I do not think this is the Internet bubble. On year 2000, most internet companies were losing a lot of money….So there was a correction of the price. But if you look at right now, most of the stocks that went down, crashed year 2000, did they come back in the price? Did they go even higher the price of that peak price of the year 2000? The answer is, yes, so that means even the ‘net bubble crash on year 2000 was not really a ‘net bubble, if you think back from today.
These quotes come from a transcript of SoftBank’s earnings call this morning, provided (and translated from Japanese) by FactSet.
This time people already have learned from their experience. This time most Internet companies already start making a lot of profit including Alibaba. So people have got more experience, more educated price analysis. So this time, I do not think that this is an Internet bubble as a general.
Son famously has a 300 year vision for SoftBank, so he can afford to look at things over the very, very long term. Maybe on that basis, the tech wreck of 2000 does seem like a blip. (Ditto the weak set of quarterly results from SoftBank today.)
Indeed, the share prices of iconic consumer tech and internet companies (Apple, Microsoft, Google and Amazon, but notably not Yahoo) have recovered since then, and are now at or near record highs.
Yet most investors—be they venture capital funds operating on five- to 10-year timeframes, or stock market investors with even shorter horizons—do not enjoy this luxury. And back in 2000, most of the risk was in the hands of stock market investors. Today it is concentrated among venture capital funds and other private market investors, including corporates like SoftBank.

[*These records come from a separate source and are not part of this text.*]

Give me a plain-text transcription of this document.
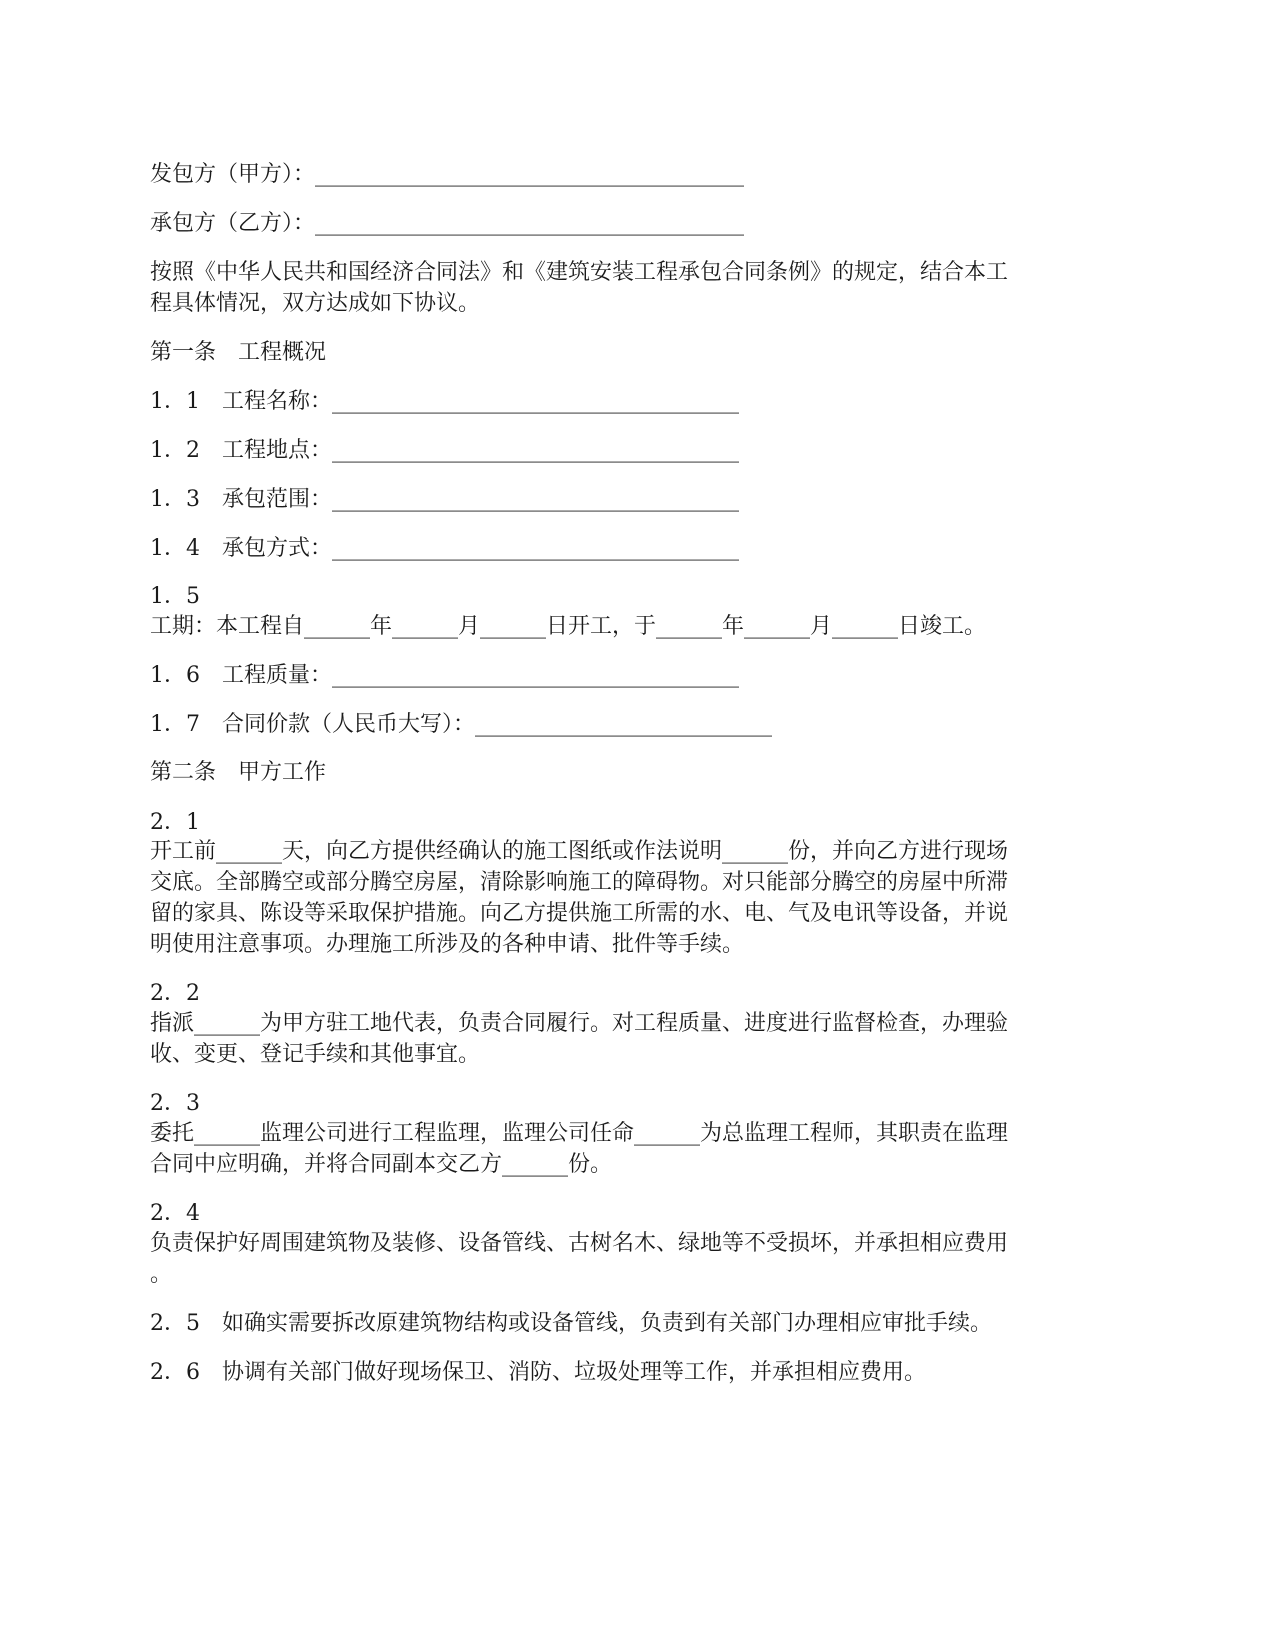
发包方（甲方）：_______________________________________
承包方（乙方）：_______________________________________
按照《中华人民共和国经济合同法》和《建筑安装工程承包合同条例》的规定，结合本工
程具体情况，双方达成如下协议。
第一条　工程概况
1．1　工程名称：_____________________________________
1．2　工程地点：_____________________________________
1．3　承包范围：_____________________________________
1．4　承包方式：_____________________________________
1．5
工期：本工程自______年______月______日开工，于______年______月______日竣工。
1．6　工程质量：_____________________________________
1．7　合同价款（人民币大写）：___________________________
第二条　甲方工作
2．1
开工前______天，向乙方提供经确认的施工图纸或作法说明______份，并向乙方进行现场
交底。全部腾空或部分腾空房屋，清除影响施工的障碍物。对只能部分腾空的房屋中所滞
留的家具、陈设等采取保护措施。向乙方提供施工所需的水、电、气及电讯等设备，并说
明使用注意事项。办理施工所涉及的各种申请、批件等手续。
2．2
指派______为甲方驻工地代表，负责合同履行。对工程质量、进度进行监督检查，办理验
收、变更、登记手续和其他事宜。
2．3
委托______监理公司进行工程监理，监理公司任命______为总监理工程师，其职责在监理
合同中应明确，并将合同副本交乙方______份。
2．4
负责保护好周围建筑物及装修、设备管线、古树名木、绿地等不受损坏，并承担相应费用
。
2．5　如确实需要拆改原建筑物结构或设备管线，负责到有关部门办理相应审批手续。
2．6　协调有关部门做好现场保卫、消防、垃圾处理等工作，并承担相应费用。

SoftBank, a Japanese telecom and internet giant, was an early backer of Yahoo (they are still joint venture partners in Japan) and remains one of the biggest shareholders in Alibaba, the Chinese e-commerce colossus that went public on the New York Stock Exchange last September. It bought the struggling US wireless carrier Sprint in 2013. Lately it has been pouring a lot of money into rivals to Uber, the app-enabled car booking service.
The debate about whether we are in the midst of another tech bubble hasn’t made much of a dent in the financing available to privately held internet startups remains plentiful. According to the Wall Street Journal, there are at least eight tech startups with private market valuations in excess of $10 billion. Four of those companies have already raised more than $1 billion.
On the other hand, a handful of tech companies have recently gone public at valuations lower than what they had achieved in the private markets—a sign that things could be cooling down.